La gran esperanza de la educación parece que se diluye con el tiempo, con el choque con la realidad de los mejores deseos, con las simplificaciones y creencias cerradas de muchos de los que toman decisiones y opinan en los medios de comunicación.
Con la nueva reforma educativa vuelven los mismos argumentos nunca contrastados y totalmente predecibles, no se aplica algo lejanamente parecido al método científico (que debería iluminar la mayoría de los conocimientos) para fundamentar los argumentos que se expresan, no se aclaran los objetivos, todo son opiniones y descalificaciones automáticas mientras parece que simplemente no se quiere mirar la realidad, ni tratar de comprenderla.
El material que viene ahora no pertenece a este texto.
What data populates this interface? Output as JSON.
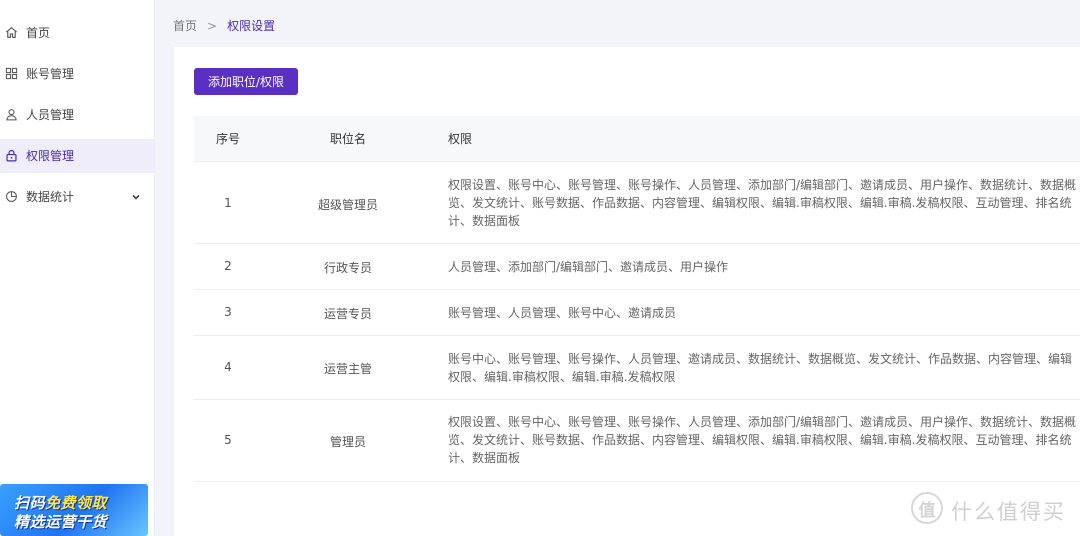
{
  "sidebar": {
    "items": [
      {
        "label": "首页",
        "icon": "home-icon"
      },
      {
        "label": "账号管理",
        "icon": "grid-icon"
      },
      {
        "label": "人员管理",
        "icon": "user-icon"
      },
      {
        "label": "权限管理",
        "icon": "lock-icon",
        "active": true
      },
      {
        "label": "数据统计",
        "icon": "chart-icon"
      }
    ],
    "promo": {
      "line1_a": "扫码",
      "line1_b": "免费领取",
      "line2": "精选运营干货"
    }
  },
  "breadcrumb": {
    "home": "首页",
    "separator": ">",
    "current": "权限设置"
  },
  "toolbar": {
    "add_label": "添加职位/权限"
  },
  "table": {
    "headers": {
      "index": "序号",
      "name": "职位名",
      "permissions": "权限"
    },
    "rows": [
      {
        "index": "1",
        "name": "超级管理员",
        "permissions": "权限设置、账号中心、账号管理、账号操作、人员管理、添加部门/编辑部门、邀请成员、用户操作、数据统计、数据概览、发文统计、账号数据、作品数据、内容管理、编辑权限、编辑.审稿权限、编辑.审稿.发稿权限、互动管理、排名统计、数据面板"
      },
      {
        "index": "2",
        "name": "行政专员",
        "permissions": "人员管理、添加部门/编辑部门、邀请成员、用户操作"
      },
      {
        "index": "3",
        "name": "运营专员",
        "permissions": "账号管理、人员管理、账号中心、邀请成员"
      },
      {
        "index": "4",
        "name": "运营主管",
        "permissions": "账号中心、账号管理、账号操作、人员管理、邀请成员、数据统计、数据概览、发文统计、作品数据、内容管理、编辑权限、编辑.审稿权限、编辑.审稿.发稿权限"
      },
      {
        "index": "5",
        "name": "管理员",
        "permissions": "权限设置、账号中心、账号管理、账号操作、人员管理、添加部门/编辑部门、邀请成员、用户操作、数据统计、数据概览、发文统计、账号数据、作品数据、内容管理、编辑权限、编辑.审稿权限、编辑.审稿.发稿权限、互动管理、排名统计、数据面板"
      }
    ]
  },
  "watermark": {
    "mark": "值",
    "text": "什么值得买"
  },
  "colors": {
    "accent": "#5a2fc3",
    "active_bg": "#efedf9",
    "page_bg": "#f3f4f9"
  }
}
Quizá el problema sea un bucle que se riza en la propia educación de los que tienen que reformarla o impartirla o recibirla. Quizá en este país no hemos escapado del todo de los límites que impone la “mala educación”, que probablemente arrastramos tanto tiempo. No hemos escapado del todo del sectarismo; de la falta de conexión entre lo que se aprende y su utilidad para la vida; de la falta de curiosidad y creatividad; de la denigración de la excelencia y del conocimiento interdisciplinar; del aislamiento con el mundo exterior a pesar de las posibilidades actuales. Quizá no sea casualidad que, con o sin reforma, la mayoría de los estudiantes no podrán utilizar a Shakespeare o a Proust para distanciarse de algunas pasiones, ni aprenderán conocimientos para disfrutar del arte, ni conocerán a pensadores y científicos actuales que están modulando el mundo en que vivimos y la propia forma de mirarnos a nosotros mismos.
La buena educación debería servir para construir personas de nuestro tiempo (libres de prejuicios y errores de otros tiempos) o también con recursos para escapar de él y poder responder a nuevos retos.